Welcome home to flavours
Raaja Bhasin
I had been married only a couple of months and committed the crime of vanishing at a dinner party. This left my wife in the midst of people somewhat unknown to her. That, needless to say, did not go down well. Years later, at appropriate times, I would still be reminded of that remiss moment. As far as I was concerned, it was the expected thing. This was dinner at my old school, Bishop Cotton in Shimla. Mutton chops were being served. I was going years back to a flavour associated with a time long gone. The least one could do, was do justice to those chops. The plate was piled high. There was a quiet corner. Undisturbed, one could systematically wade through mutton and good gravy and once done, could re-join both wife and party.
Somewhat later, a good friend, Tikka Trivikram Singh of the former princely state of Koti, whose territory adjoined Shimla — and whose son, incidentally, is Anirudh Singh, a member of Himachal’s Cabinet — asked to find out the recipe for fried fish as was cooked at Bishop Cotton. While we were years apart, both of us had studied at the same school.
“Recipe, what recipe? There is no recipe. It is half a bucket-full of one masala, a full one of another, assorted bags of other ingredients and several kilos of fish. It’s all put together and cooked. The school kitchen caters to hundreds every single day and does not create recipes.” Well, that was that. And yet, somehow, the dish tasted the same every time.
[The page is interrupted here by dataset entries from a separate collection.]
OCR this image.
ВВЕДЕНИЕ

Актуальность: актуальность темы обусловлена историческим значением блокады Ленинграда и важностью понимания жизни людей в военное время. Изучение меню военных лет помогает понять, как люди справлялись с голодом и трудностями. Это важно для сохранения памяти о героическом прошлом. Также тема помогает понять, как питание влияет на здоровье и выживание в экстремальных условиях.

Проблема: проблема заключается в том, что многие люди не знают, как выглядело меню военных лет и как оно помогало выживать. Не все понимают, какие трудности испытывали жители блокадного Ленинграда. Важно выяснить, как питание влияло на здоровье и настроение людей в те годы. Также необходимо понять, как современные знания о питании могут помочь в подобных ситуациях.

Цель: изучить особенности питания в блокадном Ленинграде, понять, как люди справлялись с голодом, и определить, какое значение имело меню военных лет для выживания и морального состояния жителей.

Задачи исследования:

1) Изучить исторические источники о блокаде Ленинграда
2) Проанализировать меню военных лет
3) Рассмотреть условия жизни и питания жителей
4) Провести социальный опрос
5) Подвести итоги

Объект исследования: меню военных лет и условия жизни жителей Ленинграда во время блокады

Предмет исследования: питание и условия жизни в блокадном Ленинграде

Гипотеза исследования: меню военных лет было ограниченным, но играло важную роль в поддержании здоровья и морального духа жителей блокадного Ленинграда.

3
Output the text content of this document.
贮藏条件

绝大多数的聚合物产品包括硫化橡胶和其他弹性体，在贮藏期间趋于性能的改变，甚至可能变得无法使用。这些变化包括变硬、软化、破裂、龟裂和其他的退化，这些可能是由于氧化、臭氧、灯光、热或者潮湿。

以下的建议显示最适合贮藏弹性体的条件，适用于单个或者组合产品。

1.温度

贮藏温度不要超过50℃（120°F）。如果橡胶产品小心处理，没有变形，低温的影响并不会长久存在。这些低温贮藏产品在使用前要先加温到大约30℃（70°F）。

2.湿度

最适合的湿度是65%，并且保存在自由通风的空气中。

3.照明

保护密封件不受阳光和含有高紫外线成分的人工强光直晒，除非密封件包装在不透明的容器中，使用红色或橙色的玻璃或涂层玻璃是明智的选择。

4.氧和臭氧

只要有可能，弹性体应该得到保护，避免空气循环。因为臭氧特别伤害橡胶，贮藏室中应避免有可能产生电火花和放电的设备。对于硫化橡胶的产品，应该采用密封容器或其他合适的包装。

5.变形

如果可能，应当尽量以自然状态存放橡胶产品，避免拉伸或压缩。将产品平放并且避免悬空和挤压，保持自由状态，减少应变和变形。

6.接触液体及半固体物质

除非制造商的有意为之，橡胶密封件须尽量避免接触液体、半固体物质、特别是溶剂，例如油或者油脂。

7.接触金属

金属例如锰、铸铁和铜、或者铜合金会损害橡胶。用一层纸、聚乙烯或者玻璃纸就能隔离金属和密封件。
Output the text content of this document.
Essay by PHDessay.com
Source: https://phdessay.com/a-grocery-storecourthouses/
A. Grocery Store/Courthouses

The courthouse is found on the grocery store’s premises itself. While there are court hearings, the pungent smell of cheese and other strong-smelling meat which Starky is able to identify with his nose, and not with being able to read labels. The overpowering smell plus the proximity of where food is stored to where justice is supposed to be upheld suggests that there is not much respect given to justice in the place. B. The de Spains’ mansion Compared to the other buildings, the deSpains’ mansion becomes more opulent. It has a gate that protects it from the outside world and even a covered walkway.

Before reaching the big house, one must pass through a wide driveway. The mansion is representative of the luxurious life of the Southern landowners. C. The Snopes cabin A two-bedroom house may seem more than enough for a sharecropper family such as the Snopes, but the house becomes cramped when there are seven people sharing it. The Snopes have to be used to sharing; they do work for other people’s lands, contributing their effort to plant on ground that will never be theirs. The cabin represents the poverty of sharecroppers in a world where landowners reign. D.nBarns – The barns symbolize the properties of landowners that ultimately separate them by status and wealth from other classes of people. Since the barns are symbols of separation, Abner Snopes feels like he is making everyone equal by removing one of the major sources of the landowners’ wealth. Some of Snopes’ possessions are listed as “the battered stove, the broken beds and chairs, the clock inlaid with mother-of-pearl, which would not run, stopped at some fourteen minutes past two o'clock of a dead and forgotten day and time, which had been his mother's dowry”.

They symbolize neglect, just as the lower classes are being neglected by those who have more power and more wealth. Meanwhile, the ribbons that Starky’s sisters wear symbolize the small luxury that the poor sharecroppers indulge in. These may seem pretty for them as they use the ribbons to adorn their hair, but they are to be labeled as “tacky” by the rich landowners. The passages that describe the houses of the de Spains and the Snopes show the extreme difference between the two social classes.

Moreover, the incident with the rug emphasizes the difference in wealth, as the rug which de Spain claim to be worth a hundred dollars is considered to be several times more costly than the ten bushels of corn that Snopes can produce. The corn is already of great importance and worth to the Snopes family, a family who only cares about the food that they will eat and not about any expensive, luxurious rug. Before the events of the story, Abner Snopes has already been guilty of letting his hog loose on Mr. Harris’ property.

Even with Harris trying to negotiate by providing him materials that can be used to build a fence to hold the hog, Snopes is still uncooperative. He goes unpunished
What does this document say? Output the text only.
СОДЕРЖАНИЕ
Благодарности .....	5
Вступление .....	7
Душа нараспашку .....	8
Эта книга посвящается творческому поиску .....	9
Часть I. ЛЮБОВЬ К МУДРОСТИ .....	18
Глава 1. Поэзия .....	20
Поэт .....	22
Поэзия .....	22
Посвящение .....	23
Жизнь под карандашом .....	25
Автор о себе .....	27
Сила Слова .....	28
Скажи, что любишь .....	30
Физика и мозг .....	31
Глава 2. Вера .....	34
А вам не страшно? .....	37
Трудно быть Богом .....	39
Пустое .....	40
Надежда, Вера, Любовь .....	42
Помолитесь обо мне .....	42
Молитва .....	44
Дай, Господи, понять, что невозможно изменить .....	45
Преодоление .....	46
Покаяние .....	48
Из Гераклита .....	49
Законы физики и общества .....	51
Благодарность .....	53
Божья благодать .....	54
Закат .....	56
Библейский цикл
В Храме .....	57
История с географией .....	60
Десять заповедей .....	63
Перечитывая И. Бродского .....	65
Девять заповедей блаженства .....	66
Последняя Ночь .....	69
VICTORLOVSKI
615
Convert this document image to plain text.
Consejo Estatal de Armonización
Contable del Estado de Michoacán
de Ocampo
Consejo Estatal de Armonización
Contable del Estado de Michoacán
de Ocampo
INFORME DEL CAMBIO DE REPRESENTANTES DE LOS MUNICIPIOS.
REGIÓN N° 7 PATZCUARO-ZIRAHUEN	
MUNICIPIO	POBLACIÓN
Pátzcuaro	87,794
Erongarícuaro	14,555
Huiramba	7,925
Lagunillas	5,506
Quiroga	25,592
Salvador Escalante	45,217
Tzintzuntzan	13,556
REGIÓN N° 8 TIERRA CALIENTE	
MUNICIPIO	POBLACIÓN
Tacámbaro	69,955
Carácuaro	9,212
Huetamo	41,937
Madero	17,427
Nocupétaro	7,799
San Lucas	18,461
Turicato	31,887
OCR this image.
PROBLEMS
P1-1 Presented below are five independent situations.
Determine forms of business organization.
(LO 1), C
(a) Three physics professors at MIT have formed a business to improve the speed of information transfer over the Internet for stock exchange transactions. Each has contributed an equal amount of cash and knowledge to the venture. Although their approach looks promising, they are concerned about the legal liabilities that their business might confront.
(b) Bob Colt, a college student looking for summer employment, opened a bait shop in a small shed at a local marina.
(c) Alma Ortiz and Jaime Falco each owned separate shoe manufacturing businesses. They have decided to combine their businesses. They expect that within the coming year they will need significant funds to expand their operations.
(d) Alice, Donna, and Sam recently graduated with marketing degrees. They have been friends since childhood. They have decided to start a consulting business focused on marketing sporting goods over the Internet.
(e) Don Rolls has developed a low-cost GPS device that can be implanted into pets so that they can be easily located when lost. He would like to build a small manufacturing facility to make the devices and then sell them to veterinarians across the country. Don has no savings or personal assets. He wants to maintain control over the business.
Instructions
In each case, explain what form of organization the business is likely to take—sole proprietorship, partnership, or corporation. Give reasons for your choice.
The matter, however, did not, and does not, end there. Down the years, I have been looking for, what in my opinion, is the perfect plain cake and the perfect rich plum one. Again, the school bakery would churn out biscuits, breads and on occasion, cakes. Some days back, one of Shimla’s leading hotels presented a ‘pound cake’ that was more like a couple of kilos in weight, and shall happily see me through the coming weeks. This has come close to what one had eaten as a child in school — and baked by a man who for reasons unknown was always referred to ‘Darling Baker’. In the cake handed to me now, there is a similar fluffiness, a similar smoothness of texture, a similar gentle aftertaste, and it has been baked with only the same basic ingredients — eggs, butter and maida (refined flour).
Then came the time when I was off to college in Chandigarh. For breakfast, one couldn’t tell where the oil ended and the omelette began; a fried egg was an island in a sea of impending cholesterol. Opposite the gates of the PGI, there were rows of parantha stalls and often enough we were there, challenging the outer limits of digestive prowess and satiating our hunger. All this may seem odd as one has aged, but somehow, one misses this and all what those years held.
A few months back, I was travelling to Jammu, which was another childhood home as my mother’s parents lived there.
Long back, we would travel overnight by train and it would be early morning when it would stop at the station at Samba. Fresh fritters, bhallas that were still warm, would become a pre-breakfast snack and were eaten with grated radish and spicy chutney. This time round, driving through Samba at night, everything was shut. There was, however, one dhaba that was open and there, I made the mistake of asking for those once-loved bhallas with chai. They were cold and brick-solid. In an emergency, they could have been used as ammunition in this town which lies menacingly close to the border. In a moment, that association of being curled up warmly in a railway carriage with different smells of food and cooking smoke all around was dispelled.
When our children studied at St Edward’s, a day school in Shimla, ‘healthy food’ was packed for them. While one ate his conscientiously, the other’s found its way, as we later learnt, to the dustbin. Money given for the bus fare was used to buy golgappas and chaat. In later years, both went off to another hill.
When they would come home for their holidays from Lawrence School, Sanawar, my wife would unfailingly ask, “What would you like to have cooked?” Equally unfailingly, the answer was the same, “Don’t bother. We get better food in school.”
The only concession they made was to the leg of roast mutton, served with gravy and potatoes. This was one dish that was always cooked by my father when I came back from college, or elsewhere. It has taken me years to replicate the flavours he created. Somehow, it’s a dish that has come to symbolise, ‘Welcome home’.